Scientific evidence has shown that there is no reason to believe that vaccinations overload the immune system, and in fact there is a wealth of data proving that vaccines are safe and effective for young children. Vaccines are given to young children during the time periods in which they are likely to work the best and prevent the worst effects of disease, and the flu vaccine is no different. Young children are in much more danger of suffering from the effects of contracting the flu virus than they are from any side effect of a flu vaccine, and that is confirmed by scientific evidence. See more information here.
Will the vaccine cause autism?
Few questions in scientific study have been answered as thoroughly as this one. Vaccines don’t cause autism. While we are still learning about the complex array of factors that contribute to autism, the idea that vaccines play a role has been completely debunked. See more information here.
We got one last year (isn’t that good enough?).
While some vaccines are able to confer long-term or even lifetime immunity against a particular disease, we know that the immunity our bodies get from the flu vaccine declines over time. Furthermore, the flu virus is one that is constantly changing, so each year’s vaccine is specially formulated to include the strains of the virus most likely to be a problem for that particular year. For optimal protection against the flu, a vaccine is needed each and every flu season.
My child is allergic to eggs.
You may have heard (correctly) that flu vaccines are manufactured using egg proteins, and if your child is egg-allergic you may be hesitant to commit to the flu vaccine. (I’ve been there. I, too, have a child with a severe egg allergy).

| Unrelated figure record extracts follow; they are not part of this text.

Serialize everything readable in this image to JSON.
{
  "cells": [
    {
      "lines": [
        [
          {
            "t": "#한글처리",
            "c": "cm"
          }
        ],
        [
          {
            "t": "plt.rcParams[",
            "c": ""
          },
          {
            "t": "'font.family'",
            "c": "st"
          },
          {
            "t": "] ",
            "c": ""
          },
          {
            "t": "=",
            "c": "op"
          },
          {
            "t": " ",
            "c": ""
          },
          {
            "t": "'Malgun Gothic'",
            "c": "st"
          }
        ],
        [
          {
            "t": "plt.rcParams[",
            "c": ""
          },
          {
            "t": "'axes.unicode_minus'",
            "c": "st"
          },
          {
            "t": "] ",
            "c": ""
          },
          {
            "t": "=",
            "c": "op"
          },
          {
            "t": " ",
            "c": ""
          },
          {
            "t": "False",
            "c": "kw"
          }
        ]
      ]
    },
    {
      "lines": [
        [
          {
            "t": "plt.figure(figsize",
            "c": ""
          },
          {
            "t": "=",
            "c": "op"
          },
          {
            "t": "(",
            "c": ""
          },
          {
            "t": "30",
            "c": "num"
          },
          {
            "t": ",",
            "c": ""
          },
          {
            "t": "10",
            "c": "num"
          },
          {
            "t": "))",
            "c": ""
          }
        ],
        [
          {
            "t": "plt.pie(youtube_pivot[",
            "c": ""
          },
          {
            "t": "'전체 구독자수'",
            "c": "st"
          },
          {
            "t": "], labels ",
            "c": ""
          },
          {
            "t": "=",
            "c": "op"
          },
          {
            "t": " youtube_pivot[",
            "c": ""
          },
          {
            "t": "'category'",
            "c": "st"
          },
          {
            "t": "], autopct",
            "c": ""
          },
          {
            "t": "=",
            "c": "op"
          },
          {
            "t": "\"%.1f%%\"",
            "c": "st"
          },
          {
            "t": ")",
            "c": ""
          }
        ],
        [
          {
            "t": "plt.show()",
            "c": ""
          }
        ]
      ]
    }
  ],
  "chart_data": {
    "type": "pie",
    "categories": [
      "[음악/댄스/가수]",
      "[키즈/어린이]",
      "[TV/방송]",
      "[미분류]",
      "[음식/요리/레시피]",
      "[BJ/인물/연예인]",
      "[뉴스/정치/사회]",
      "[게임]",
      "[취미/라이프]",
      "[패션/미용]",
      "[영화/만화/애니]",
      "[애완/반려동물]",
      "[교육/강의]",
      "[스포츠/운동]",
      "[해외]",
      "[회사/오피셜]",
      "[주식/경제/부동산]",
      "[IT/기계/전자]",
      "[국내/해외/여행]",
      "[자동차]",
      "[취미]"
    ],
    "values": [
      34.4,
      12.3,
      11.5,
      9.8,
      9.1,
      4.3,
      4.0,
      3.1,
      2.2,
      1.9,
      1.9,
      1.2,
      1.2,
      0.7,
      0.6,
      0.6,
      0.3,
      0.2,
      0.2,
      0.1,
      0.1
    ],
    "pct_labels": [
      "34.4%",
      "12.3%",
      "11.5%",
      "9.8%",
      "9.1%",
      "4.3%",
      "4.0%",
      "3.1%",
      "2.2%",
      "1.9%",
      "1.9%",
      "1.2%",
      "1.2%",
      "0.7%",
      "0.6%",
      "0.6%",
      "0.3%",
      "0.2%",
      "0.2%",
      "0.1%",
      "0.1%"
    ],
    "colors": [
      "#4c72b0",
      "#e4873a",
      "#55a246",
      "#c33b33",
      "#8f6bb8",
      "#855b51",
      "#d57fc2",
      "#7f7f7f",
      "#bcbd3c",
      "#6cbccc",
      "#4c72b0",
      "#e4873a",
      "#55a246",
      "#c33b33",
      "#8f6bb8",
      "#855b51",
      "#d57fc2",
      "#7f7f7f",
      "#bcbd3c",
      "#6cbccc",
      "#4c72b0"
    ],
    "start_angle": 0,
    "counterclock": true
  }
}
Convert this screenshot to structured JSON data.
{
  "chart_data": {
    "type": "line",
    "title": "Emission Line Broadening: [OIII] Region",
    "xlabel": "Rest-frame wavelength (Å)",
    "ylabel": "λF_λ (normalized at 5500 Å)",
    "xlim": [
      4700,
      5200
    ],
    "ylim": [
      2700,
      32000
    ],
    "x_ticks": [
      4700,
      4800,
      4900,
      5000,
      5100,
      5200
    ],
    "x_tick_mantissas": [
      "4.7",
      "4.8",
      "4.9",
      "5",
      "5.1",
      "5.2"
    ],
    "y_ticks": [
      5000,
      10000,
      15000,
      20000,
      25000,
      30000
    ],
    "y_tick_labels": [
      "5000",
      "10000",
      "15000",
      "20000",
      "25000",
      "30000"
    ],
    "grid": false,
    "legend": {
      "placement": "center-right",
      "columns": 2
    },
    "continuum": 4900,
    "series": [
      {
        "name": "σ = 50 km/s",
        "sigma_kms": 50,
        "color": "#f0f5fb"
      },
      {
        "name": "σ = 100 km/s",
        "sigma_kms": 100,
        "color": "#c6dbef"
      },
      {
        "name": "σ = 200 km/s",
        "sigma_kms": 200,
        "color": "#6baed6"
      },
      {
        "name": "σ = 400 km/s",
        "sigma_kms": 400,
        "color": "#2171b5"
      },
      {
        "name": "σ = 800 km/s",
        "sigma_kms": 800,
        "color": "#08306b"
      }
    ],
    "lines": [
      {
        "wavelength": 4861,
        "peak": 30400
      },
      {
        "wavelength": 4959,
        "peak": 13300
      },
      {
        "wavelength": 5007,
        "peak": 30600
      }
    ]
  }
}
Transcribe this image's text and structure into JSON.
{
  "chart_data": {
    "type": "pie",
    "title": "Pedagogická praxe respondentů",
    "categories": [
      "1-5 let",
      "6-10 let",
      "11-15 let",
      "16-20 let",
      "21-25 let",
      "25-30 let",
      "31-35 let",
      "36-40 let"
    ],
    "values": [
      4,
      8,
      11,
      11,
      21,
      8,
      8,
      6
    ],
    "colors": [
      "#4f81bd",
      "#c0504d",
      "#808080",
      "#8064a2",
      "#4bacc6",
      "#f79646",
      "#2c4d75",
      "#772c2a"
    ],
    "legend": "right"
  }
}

However, this doesn’t mean you should dismiss the possibility of the flu vaccine. It means it’s worth having a conversation with your pediatrician. Although the manufacturing process for the flu vaccine uses egg proteins, there is minimal egg protein in the final product. Nearly all children with an egg allergy are able to safely receive the flu vaccine.
You can catch the flu from the vaccine
Depending on which type of vaccine you get, the flu virus is either weakened or killed. Regardless of the type of flu vaccine, the virus cannot give you the flu. Sometimes people get confused because they may experience some side effects of the vaccine (i.e. fever, aches) and think they have contracted the flu from the vaccine, but this is not the case.
Also, it’s important to remember that it takes about two weeks after receiving the vaccine for your body to gain full immunity. It’s possible that you could still get the flu in the two weeks’ time before the immunity has reached its peak. See more information here.
I hope that as we’ve worked through this list you’ve been able to see that although we each may have our own personal reservations, there are actually very few reasons that a child should not have a flu shot.
The flu is a real and serious threat to the health of our children, and the flu shot is our best defense against it. If you still have concerns about the flu vaccine, talk to your pediatrician, share your concerns and together figure out the next step that’s right for your child.